Discours du 17 décembre 2007 pour le moment officiel de l’anniversaire des 40 ans des CSC   Mise à jour récente !


M. le directeur de la CAF, Madame le député, Madame la conseillère générale, Monsieur l’adjoint à la jeunesse et aux maisons de quartier, Monsieur le maire, Monsieur le représentant de la Fédération des Centres socio-culturels, Mesdames et Messieurs les bénévoles, Mesdames et Messieurs les salariés, Mesdames et Messieurs les adhérents, Mesdames et Messieurs les habitants des 3 Cités,

je vous souhaite à tous la bienvenue pour ce moment officiel de l’anniversaire des 40 ans des CSC. Les anniversaires, cet anniversaire des 40 ans sont certainement l’occasion de faire le bilan de ce qui s’est passé, de faire le point sur ce qu’on est aujourd’hui et de réfléchir à ce qu’on sera demain. C’est dans ce sens que les Actifs du CSC, les bénévoles et salariés, qui se sont réunis de nombreuses fois afin de préparer et d’organiser cette année anniversaire des 40 ans ont décidé qu’elle se fera selon les trois directions que sont le passé, le présent et l’avenir, et que nous pourrions en arriver à une création qui dure un peu plus d’un an, qui devrait être le symbole des 40 ans passés mais aussi qui devrait préciser vers quoi on aimerait se diriger à l’avenir.

Jusqu’à présent nous avons mené à bien tout ce que nous avons entrepris. Je le rappelle, l’anniversaire du Centre se déroule sur toute l’année de mai juin 2007 à juin 2008. L’idée est que le Centre accompagne chacun, partenaires, associations qui coopèrent avec nous ou qui organisent leurs activités dans nos locaux, bénévoles qui proposent des activités, salariés… fasse un cadeau aux habitants du quartier.
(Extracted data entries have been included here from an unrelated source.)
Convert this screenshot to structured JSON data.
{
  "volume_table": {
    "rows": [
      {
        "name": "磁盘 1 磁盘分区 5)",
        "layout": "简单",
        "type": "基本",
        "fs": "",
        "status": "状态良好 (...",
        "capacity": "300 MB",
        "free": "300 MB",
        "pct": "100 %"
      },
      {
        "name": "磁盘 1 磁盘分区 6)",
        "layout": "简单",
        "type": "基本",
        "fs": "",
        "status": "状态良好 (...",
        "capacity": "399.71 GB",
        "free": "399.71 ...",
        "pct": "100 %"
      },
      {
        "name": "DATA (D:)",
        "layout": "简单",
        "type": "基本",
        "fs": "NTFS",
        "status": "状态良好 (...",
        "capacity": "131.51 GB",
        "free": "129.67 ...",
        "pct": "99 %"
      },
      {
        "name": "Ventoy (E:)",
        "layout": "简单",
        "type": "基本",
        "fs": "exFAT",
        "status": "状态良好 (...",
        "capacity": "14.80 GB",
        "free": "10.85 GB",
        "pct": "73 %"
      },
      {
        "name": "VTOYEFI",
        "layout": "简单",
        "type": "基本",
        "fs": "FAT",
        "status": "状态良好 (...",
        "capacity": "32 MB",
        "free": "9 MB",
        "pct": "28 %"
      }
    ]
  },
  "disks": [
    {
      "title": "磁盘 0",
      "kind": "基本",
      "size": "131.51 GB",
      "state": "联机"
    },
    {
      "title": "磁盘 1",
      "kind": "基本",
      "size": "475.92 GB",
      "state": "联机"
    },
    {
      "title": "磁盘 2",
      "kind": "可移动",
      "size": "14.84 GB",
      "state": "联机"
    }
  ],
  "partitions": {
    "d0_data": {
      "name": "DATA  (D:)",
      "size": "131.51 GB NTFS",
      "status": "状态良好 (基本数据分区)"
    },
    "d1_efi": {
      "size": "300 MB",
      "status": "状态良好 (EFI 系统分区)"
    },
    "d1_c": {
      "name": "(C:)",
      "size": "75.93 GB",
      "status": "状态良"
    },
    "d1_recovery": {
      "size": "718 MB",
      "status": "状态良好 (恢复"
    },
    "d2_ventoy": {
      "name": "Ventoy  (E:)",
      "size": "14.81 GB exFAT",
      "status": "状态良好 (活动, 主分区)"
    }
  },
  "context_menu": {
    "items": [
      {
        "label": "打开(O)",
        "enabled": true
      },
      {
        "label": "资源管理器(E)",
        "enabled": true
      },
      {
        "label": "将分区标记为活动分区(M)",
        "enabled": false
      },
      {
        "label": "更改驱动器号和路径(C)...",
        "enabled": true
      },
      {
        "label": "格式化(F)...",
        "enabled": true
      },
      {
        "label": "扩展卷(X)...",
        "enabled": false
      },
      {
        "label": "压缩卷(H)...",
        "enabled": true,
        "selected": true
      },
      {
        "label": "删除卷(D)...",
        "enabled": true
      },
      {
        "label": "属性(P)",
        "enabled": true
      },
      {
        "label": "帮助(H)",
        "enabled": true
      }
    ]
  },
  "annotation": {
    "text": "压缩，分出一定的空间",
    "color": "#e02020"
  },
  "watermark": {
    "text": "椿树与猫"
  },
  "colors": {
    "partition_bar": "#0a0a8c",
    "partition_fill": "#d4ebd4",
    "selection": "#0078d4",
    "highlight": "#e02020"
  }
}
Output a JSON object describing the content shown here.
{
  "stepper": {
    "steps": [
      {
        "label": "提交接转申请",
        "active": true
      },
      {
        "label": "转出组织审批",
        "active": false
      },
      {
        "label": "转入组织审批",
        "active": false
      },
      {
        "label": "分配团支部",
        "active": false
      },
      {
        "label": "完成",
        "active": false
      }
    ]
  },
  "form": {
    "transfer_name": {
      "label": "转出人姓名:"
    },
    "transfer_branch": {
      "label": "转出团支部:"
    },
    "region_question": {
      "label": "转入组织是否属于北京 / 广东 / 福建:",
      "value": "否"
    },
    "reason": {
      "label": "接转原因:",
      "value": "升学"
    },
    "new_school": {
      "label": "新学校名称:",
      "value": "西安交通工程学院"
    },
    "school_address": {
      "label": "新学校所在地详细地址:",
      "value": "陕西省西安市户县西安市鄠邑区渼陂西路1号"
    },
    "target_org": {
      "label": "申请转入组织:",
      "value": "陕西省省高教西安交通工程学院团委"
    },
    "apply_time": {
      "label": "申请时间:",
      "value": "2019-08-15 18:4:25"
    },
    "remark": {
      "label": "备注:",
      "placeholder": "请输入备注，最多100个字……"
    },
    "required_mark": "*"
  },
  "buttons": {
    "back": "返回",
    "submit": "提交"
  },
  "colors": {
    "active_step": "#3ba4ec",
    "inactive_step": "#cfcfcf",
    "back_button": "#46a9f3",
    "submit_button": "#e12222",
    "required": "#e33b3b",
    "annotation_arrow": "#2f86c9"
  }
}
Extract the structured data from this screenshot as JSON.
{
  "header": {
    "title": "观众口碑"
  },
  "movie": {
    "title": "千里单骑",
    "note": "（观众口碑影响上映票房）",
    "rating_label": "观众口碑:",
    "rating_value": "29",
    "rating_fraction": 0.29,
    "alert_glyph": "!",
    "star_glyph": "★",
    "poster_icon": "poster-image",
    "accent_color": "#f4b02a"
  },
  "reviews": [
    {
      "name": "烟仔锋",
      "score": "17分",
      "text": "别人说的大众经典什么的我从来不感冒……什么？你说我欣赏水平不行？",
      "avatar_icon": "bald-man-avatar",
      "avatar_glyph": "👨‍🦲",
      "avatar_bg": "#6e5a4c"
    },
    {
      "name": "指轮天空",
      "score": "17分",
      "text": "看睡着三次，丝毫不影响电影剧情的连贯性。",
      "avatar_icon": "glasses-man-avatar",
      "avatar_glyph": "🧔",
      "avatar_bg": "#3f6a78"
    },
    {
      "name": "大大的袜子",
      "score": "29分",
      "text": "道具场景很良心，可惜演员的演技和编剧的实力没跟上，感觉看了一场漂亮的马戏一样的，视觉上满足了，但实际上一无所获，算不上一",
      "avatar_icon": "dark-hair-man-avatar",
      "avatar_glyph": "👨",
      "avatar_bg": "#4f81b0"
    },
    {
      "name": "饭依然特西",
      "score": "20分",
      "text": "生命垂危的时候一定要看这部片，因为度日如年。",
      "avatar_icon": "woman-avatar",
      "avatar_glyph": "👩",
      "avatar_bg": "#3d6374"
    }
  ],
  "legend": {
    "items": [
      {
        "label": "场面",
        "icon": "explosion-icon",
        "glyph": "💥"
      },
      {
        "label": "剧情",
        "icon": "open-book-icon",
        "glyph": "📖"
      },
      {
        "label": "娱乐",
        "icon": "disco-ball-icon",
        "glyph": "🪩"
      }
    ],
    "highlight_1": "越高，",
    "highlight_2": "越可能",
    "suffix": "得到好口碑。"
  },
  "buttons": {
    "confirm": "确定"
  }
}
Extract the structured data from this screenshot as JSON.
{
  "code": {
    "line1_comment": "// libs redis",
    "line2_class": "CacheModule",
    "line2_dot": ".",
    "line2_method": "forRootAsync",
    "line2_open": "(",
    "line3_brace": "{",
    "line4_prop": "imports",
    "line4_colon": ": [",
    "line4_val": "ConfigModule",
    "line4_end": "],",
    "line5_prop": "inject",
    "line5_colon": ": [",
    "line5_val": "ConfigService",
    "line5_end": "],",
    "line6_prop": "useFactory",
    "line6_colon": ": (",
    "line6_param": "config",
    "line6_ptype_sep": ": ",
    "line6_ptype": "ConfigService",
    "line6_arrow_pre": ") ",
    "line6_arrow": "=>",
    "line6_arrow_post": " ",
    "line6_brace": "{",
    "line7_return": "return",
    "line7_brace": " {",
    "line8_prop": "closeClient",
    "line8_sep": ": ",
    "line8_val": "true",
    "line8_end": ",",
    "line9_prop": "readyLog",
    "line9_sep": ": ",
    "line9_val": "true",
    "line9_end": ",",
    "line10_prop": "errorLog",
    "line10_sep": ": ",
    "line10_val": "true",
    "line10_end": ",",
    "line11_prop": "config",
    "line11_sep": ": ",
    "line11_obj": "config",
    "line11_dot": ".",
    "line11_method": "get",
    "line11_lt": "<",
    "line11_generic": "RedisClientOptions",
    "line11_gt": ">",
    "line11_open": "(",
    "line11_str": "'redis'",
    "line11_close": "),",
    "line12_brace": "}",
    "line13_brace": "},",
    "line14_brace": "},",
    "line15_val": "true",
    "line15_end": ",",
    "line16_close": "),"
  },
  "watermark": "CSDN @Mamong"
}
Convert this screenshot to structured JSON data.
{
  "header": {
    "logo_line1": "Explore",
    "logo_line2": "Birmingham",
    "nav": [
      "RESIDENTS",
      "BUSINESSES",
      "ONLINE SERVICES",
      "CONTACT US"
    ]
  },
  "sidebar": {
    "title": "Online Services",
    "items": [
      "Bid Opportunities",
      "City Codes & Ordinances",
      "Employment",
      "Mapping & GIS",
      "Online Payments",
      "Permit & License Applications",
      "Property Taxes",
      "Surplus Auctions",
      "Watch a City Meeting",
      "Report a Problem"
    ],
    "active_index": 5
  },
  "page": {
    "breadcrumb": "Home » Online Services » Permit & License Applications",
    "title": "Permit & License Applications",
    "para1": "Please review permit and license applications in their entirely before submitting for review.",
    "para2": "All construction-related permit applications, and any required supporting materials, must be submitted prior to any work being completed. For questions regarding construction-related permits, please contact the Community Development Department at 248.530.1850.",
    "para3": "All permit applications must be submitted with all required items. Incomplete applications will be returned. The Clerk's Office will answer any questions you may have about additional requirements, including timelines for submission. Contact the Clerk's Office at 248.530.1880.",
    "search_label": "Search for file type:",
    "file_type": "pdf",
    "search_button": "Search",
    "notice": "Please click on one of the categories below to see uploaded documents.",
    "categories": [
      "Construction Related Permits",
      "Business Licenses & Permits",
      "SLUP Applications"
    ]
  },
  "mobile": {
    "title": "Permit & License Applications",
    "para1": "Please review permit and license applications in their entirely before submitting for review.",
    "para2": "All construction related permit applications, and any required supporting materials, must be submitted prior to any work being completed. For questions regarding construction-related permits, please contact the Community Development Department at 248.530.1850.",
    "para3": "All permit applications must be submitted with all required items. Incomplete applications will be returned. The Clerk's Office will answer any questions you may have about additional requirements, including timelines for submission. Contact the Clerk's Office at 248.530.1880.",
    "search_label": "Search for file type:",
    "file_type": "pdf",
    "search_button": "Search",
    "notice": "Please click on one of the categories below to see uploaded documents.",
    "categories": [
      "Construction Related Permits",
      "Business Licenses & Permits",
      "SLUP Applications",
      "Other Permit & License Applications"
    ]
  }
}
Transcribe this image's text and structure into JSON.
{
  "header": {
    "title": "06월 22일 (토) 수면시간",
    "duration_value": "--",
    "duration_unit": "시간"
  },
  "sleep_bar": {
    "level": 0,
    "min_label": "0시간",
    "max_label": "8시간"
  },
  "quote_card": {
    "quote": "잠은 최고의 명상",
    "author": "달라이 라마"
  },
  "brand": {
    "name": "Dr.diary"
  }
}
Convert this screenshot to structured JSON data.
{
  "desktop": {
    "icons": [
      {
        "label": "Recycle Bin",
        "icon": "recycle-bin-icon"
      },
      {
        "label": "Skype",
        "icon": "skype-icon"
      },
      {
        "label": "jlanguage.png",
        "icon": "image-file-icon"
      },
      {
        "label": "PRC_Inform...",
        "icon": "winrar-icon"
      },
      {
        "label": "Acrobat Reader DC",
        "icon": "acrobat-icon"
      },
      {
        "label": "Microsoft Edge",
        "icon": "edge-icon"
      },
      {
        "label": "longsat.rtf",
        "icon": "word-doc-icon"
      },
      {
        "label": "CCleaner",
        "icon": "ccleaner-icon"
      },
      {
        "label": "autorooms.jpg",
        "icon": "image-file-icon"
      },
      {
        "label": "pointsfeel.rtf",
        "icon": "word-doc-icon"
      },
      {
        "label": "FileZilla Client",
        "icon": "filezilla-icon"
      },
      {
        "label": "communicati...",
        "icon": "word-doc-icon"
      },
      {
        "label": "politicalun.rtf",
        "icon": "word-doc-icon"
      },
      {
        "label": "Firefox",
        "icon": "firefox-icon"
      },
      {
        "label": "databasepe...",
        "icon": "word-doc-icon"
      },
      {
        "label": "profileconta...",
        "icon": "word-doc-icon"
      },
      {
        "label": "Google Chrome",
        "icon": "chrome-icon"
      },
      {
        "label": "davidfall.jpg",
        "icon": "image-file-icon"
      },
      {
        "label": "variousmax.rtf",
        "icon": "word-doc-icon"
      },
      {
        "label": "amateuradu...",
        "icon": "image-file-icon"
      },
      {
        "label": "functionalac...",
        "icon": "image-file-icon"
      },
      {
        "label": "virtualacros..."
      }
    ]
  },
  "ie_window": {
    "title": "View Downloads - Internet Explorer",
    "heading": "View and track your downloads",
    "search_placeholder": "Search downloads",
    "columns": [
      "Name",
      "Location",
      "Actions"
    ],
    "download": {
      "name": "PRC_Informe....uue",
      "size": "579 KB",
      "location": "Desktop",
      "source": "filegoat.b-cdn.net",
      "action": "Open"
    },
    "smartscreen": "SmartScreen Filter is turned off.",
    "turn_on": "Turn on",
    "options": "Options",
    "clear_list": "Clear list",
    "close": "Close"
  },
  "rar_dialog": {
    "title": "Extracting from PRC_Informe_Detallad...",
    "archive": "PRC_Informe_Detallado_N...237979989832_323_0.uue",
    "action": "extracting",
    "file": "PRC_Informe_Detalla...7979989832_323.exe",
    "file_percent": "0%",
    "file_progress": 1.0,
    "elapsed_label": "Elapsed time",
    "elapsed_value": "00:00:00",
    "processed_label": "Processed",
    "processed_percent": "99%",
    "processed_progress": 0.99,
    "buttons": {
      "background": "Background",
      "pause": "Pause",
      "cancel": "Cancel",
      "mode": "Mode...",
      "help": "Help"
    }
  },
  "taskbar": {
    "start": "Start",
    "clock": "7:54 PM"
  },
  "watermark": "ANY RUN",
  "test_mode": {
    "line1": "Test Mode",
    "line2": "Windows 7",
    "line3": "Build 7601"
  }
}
Tous les temps forts projetés ont eu lieu et se sont déroulés parfaitement : l’inauguration du coin convivial et la semaine interculturelle, la fête du quartier, le concert en plein air et la répétition publique de l’Orchestre du Poitou Charentes, le vernissage de l’atelier Peinture, la fête de la musique, le rallye pédestre, le dîner dansant de l’atelier cuisine, le festival Ecoutez-voir…
Ces temps forts qui dénotent notre coopération avec les associations et les habitants du quartier, ne doivent pas faire oublier l’accompagnement des habitants dans leur quotidien, ces nombreuses activités plus courantes, ce qui ne veut pas dire bien-sûr ordinaires, du Centre qui sont menées à longueur d’années par les secteur enfant, jeune, familles/adultes, les activités animés par les habitants et les professionnels etc.
Je voudrais remercier infiniment ici tous les salariés et tous les bénévoles du Centre qui se sont investis sans compter pour que cette fête anniversaire des 40 ans soit réussie.

Un anniversaire des 40 ans, c’est aussi l’occasion pour chacun d’entre nous de faire notre bilan personnel. Certains l’ont fait ou vont le faire plus tard dans cette soirée. Pour ma part, habitant du quartier depuis 1985, j’ai rencontré le Centre en 2002 entre les 2 tours de l’élection présidentielle, d’une façon toute politique qui a orienté durablement ma relation. Comme j’étais le créateur du café-philo du centre ville et comme elle savait que je voulais créer un café-philo sur le quartier, une animatrice de l’époque m’avait invité à des débats citoyens organisés par le Centre dans la galerie du centre commercial du Clos Gaultier. Pour la petite histoire, c’était la première fois que je rencontrais Vincent Divoux. On avait échangé et, avec cette façon provocatrice qui le caractérise, il m’avait dit qu’il faudrait faire des cafés-philo aux pieds des immeubles autour d’un braséro…
L’année suivante, j’ai mis en place des ateliers de débats philo le mercredi pour les enfants du CLM et du CLSH et par la suite le café-philo mensuel pour les adultes. Ces activités continuent encore aujourd’hui.

Outre le bilan personnel, ma façon toute politique de venir au Centre et d’y rester est, je pense, emblématique de ce qu’est aujourd’hui le Centre socio-culturel des 3 Cités. Et, au lieu de faire un long bilan du Centre qui serait peut-être ce soir fastidieux pour beaucoup d’entre vous, je voudrais plutôt préciser sa nature.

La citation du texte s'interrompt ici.